Dérives politiques et avalanche d’inculpations et de condamnations font parties des craintes souvent exprimées par les opposants à la norme pénale anti-discrimination. Afin de dissiper ces craintes, il suffit de jeter un œil à la jurisprudence et aux statistiques de la CFR concernant les décisions et les arrêts relatifs à l’Art. 261bis CP.
Les cas dans lesquels la personne accusée est un acteur politique ne représentent que moins de 10 % des décisions relatives à l’Art. 261bis CP. Et seule la moitié de ces décisions a abouti à une inculpation. Dans la grande majorité des cas, il apparaît clairement que la norme pénale anti-discrimination n’est pas détournée pour museler les acteurs politiques, ce que confirme également la jurisprudence.
Le Tribunal fédéral relève que les exigences sont particulièrement strictes lorsqu’il s’agit de déclarations politiques. En effet, les propos tenus à l’occasion de débats politiques ne doivent pas toujours être pris au pied de la lettre : il est courant en effet que ces débats soient ponctués d’un certain nombre de raccourcis ou d’exagérations. Il en va de même pour les affiches diffamatoires placardées par certains partis politiques lors de votations et qui n’avaient encore jamais fait l’objet de sanctions jusqu’à il y a peu. Les autorités avaient à chaque fois rapidement clos les procédures judiciaires.

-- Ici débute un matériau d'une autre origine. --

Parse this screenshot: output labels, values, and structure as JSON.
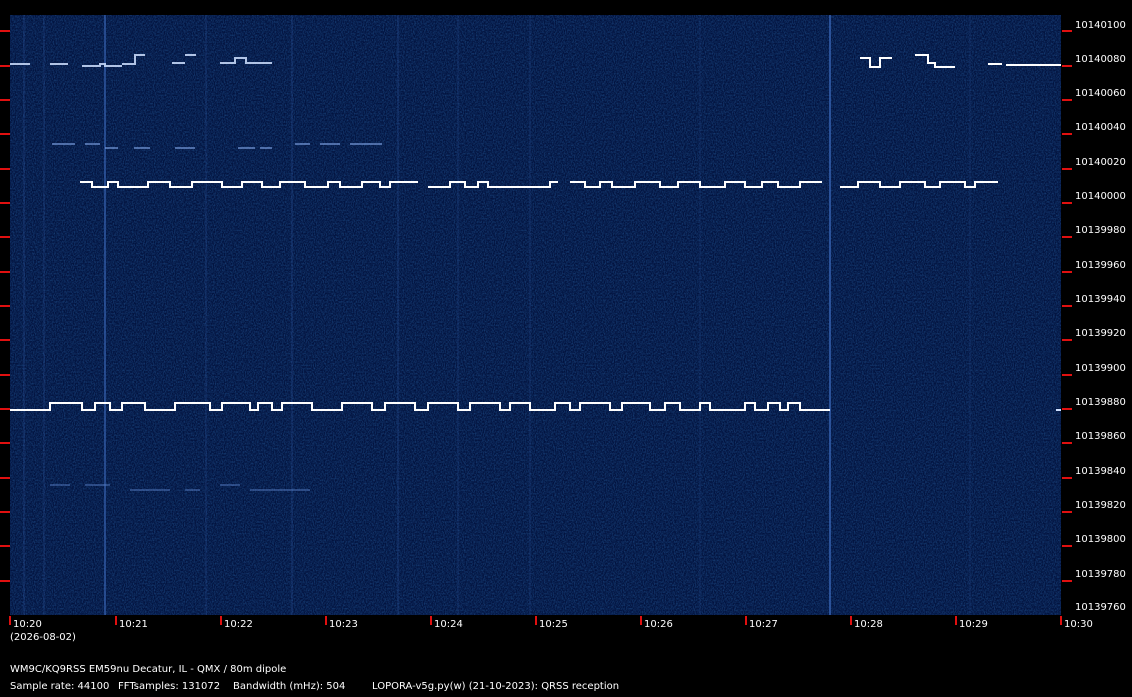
{
  "freq_axis": {
    "labels": [
      "10140100",
      "10140080",
      "10140060",
      "10140040",
      "10140020",
      "10140000",
      "10139980",
      "10139960",
      "10139940",
      "10139920",
      "10139900",
      "10139880",
      "10139860",
      "10139840",
      "10139820",
      "10139800",
      "10139780",
      "10139760"
    ]
  },
  "time_axis": {
    "labels": [
      "10:20",
      "10:21",
      "10:22",
      "10:23",
      "10:24",
      "10:25",
      "10:26",
      "10:27",
      "10:28",
      "10:29",
      "10:30"
    ],
    "date": "(2026-08-02)"
  },
  "footer": {
    "station": "WM9C/KQ9RSS EM59nu Decatur, IL - QMX / 80m dipole",
    "sample_rate": "Sample rate: 44100",
    "fft_samples": "FFTsamples: 131072",
    "bandwidth": "Bandwidth (mHz): 504",
    "software": "LOPORA-v5g.py(w) (21-10-2023): QRSS reception"
  },
  "colors": {
    "background": "#03133f",
    "tick": "#e01010",
    "signal": "#ffffff"
  }
}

La condamnation de 2017 concernant l’affiche intitulée « Kosovaren schlitzen Schweizer auf » (« Des Kosovars poignardent un Suisse ») représentait le premier cas de sanction à l’égard d’une affiche au caractère ouvertement diffamatoire. Depuis lors, il n’existe qu’un seul cas comparable.
Le débat politique se déplace toujours plus vers Internet. L’anonymat supposé lève certaines inhibitions à exprimer des propos racistes, discriminatoires et diffamatoires. C’est justement dans ce contexte que la norme pénale anti-discrimination montre toute son importance. Elle empêche que certains discours politiques se transforment en campagnes d’incitation à la haine.
Ces derniers temps, les propos racistes ou homophobes d’acteurs politiques n’ont cessé de se multiplier sur les réseaux sociaux et dans les médias, allant jusqu’à une condamnation dans certains cas particulièrement graves. On notera cependant qu’il s’agit en l’occurrence de propos tenus par des particuliers en dehors d’un contexte politique.
En matière de propos politiques, on accorde une grande importance à la liberté d’expression. Cela étant, la norme pénale anti-discrimination fixe une ligne rouge qui ne peut être franchie pour des raisons de protection de la dignité humaine.